Un lunes de otoño, al regresar a casa, me extrañó encontrar tu trenza bajo los lirios del jardín. Ver algo tan humano junto a las flores me desconcertó y acabé esparciendo la trenza a modo de abono entre las plantas, sin imaginar lo que aquello llegaría a originar.
No tardó en llegar la primavera y en abril todo el jardín había florecido, las flores brotaban por todas partes y de todos los colores. Crecían de una forma desmesurada, en pocos días la fachada se cubrió de azucenas y pasiflora. Y las paredes laterales no tardaron en revestirse de lirios amarillos.
Nos inquietó que la hiedra y las glicinias obstruyeran los ventanales y la chimenea, se movían de una forma casi humana como si tuvieran un plan preconcebido.

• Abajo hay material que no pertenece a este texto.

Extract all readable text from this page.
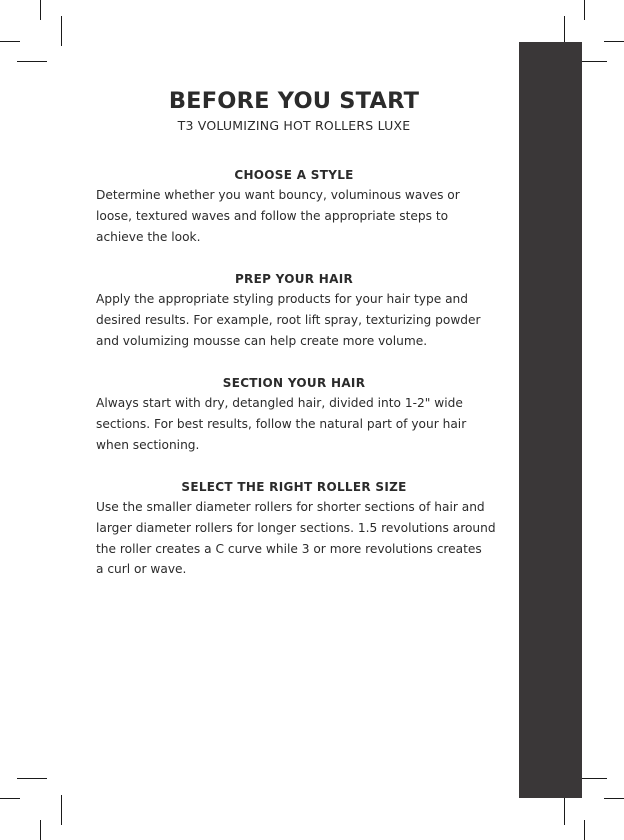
BEFORE YOU START
T3 VOLUMIZING HOT ROLLERS LUXE
CHOOSE A STYLE
Determine whether you want bouncy, voluminous waves or
loose, textured waves and follow the appropriate steps to
achieve the look.
PREP YOUR HAIR
Apply the appropriate styling products for your hair type and
desired results. For example, root lift spray, texturizing powder
and volumizing mousse can help create more volume.
SECTION YOUR HAIR
Always start with dry, detangled hair, divided into 1-2" wide
sections. For best results, follow the natural part of your hair
when sectioning.
SELECT THE RIGHT ROLLER SIZE
Use the smaller diameter rollers for shorter sections of hair and
larger diameter rollers for longer sections. 1.5 revolutions around
the roller creates a C curve while 3 or more revolutions creates
a curl or wave.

Tal vez tu trenza les contagió algo de humanidad.
Ya no sabíamos qué hacer ni qué pensar hasta que una noche la madreselva trepó por la puerta de entrada y obturó la cerradura. Entonces la vegetación penetró por todos los rincones del edificio y nuestra casa acabó convirtiéndose en una fortaleza de la que no podíamos salir.
Desde entonces estamos siempre en casa. Nos hemos instalado junto a los rosales que cubren la chimenea, el único espacio todavía habitable. Lo más curioso es que estamos bien, no añoramos salir al exterior, tal vez porque el olor a jazmín nos arropa por la noche y rodeados de vegetación nos sentimos en paz.
A ratos nos preocupa cómo lo haremos cuando se nos acaben las existencias, aunque los calabacines, berenjenas y otros comestibles ya están creciendo en el desván y desde la cocina, justo detrás del jazmín, tenemos acceso al agua del pozo.
Nunca antes nos habíamos sentido parte de la naturaleza como ahora. Las plantas y las flores viven sin más, nunca se preguntan sobre su existencia, ni sobre por qué sienten esto o aquello, y ya nosotros hacemos como ellas y con sentir nos basta.
Llevamos tanto tiempo aquí, juntos, que tal vez nuestras raíces estén ya bajo este trozo de tierra, como las flores y la hiedra del jardín.